La rue finit en impasse devant cette esplanade. Autrefois elle faisait le tour et se prolongeait entre le parking et la façade de mon bâtiment. Dans un coin par là, où je ne vois à présent qu’un terrain vague, une petite chapelle d’aspect moderne avait été construite dans les années soixante. Je n’y ai jamais mis les pieds mais je me souviens qu’une fois, j’y avais accompagné ma sœur et ma tante, un soir de noël pour la messe de minuit. Etonnant, lorsque nous étions sortis dehors, nous avions découvert un tapis épais de blancheur, la neige qui tombait en gros flocons, comme un signe du ciel, avait tout recouvert et donnait à ce noël un air irréel propice à la rêverie.

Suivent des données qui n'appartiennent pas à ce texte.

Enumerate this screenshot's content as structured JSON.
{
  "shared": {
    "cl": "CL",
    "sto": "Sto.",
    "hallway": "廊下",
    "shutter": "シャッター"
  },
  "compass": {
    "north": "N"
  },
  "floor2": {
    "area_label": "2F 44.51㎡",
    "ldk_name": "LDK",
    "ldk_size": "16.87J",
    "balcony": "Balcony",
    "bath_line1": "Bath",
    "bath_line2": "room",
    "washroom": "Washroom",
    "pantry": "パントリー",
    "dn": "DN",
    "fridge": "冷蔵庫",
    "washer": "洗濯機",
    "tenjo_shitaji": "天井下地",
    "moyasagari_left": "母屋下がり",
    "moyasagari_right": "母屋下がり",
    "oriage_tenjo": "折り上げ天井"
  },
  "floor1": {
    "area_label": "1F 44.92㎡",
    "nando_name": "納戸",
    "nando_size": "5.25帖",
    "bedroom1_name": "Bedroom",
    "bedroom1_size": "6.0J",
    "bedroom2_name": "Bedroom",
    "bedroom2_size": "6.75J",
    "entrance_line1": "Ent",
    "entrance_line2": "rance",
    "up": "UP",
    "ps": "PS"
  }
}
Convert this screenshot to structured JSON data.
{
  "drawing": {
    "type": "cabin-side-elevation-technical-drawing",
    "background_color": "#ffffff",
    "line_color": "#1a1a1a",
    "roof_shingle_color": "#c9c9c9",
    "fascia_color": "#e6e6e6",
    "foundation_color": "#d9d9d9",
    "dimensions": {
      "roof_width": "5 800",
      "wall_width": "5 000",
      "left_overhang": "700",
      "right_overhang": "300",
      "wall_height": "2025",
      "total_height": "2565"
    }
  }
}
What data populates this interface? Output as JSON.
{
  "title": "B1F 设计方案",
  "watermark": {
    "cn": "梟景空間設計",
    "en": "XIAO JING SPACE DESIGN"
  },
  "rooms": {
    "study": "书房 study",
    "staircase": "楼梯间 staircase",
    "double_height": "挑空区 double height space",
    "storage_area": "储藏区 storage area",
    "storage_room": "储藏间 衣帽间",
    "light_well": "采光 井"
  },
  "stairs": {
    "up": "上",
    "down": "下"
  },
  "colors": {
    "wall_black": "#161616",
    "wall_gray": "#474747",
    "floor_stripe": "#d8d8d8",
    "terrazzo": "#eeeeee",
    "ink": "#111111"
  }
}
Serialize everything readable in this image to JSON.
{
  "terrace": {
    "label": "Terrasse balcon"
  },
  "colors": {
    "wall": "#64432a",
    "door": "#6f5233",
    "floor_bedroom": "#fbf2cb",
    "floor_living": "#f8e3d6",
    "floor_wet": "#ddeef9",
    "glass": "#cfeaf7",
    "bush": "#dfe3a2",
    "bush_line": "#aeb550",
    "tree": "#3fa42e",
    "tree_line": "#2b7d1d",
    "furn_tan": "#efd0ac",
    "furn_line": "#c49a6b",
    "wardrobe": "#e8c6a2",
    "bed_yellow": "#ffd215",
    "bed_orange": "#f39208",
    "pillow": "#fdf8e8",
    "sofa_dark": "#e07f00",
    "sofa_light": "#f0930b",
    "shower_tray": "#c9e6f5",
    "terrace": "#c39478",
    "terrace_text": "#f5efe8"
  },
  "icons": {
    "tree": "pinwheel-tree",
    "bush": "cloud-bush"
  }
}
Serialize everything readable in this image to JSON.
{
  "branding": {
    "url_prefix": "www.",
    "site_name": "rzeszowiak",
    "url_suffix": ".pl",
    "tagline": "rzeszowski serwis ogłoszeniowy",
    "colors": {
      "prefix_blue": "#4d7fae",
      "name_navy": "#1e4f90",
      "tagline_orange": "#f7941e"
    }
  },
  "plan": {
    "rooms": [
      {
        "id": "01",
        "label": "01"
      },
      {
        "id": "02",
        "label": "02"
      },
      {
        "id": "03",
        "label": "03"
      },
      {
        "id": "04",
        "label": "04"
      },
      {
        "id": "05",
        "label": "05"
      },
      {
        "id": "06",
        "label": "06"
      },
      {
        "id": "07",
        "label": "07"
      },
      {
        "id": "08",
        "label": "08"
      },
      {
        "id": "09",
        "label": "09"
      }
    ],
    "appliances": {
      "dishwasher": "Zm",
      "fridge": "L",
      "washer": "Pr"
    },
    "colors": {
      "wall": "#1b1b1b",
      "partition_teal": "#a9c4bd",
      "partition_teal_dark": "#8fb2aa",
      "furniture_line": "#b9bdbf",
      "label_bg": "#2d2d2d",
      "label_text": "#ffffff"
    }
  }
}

Au bout de la rue, un grillage interdit l’accès, comme cela a toujours été, à un lieu sauvage où la végétation s’agence à son gré et où un vaste plan d’eau, parsemé de quelques îles plus où moins grandes, dort paisiblement depuis des temps qui me sont inconnus. Là, de plus âgés que nous, passaient l’interdiction et partaient à l’aventure à bord de radeaux de fortune confectionnés à l’aide de tonneaux de métal, ou se faisaient terrassiers et creusaient à l’image des ragondins de dangereuses galeries dans la berge pentue. Dans quel dessein ? J’avoue que je ne l’ai jamais su et que, si j’y ai fait quelques pas, je ne me suis jamais aventuré au-delà de trois.
Les souvenirs arrivent par vagues et se mélangent, enchevêtrant les époques. Les évènements les plus récents se mêlent aux très anciens et inventent une autre réalité. Un passé idéalisé. Tout à coup, je les revois tous, tous ceux que j’ai à un moment côtoyé. Innombrables, des visages apparaissent et s’enfuient. Ce sont ceux de figurants discrets de ma vie au pays du ciel gris. Des passants liés, comme moi, à ce lieu oublié. Tant de gens qui sont dans ma tête et qui, pour un grand nombre, déjà, ont disparu sans doute de la surface de la terre.
Hormis ceux que je sais bien vivants, tous les autres pourraient bien être morts, cela ne changerait pas grand-chose.
Parfois je questionne le vide. Et celui-là, qu’est-il donc devenu ? Et celui-ci ?
La vie, c’est un peu comme un film dont on est le héros heureux ou malheureux, c’est selon.
On peut s’illusionner et s’en croire le metteur en scène mais c’est faux. Nous ne maîtrisons rien. Nous sommes portés, emportés par des séries d’évènements, au milieu d’une foule immenses d’anonymes, de semblables, dont parfois on extirpe des amis. Mais cela ne tient à rien. Une rencontre, des parents qui ont obtenu un appartement dans l’escalier voisin. C’est la main du hasard qu’on confond avec celle de la destinée mais, elle, est une invention.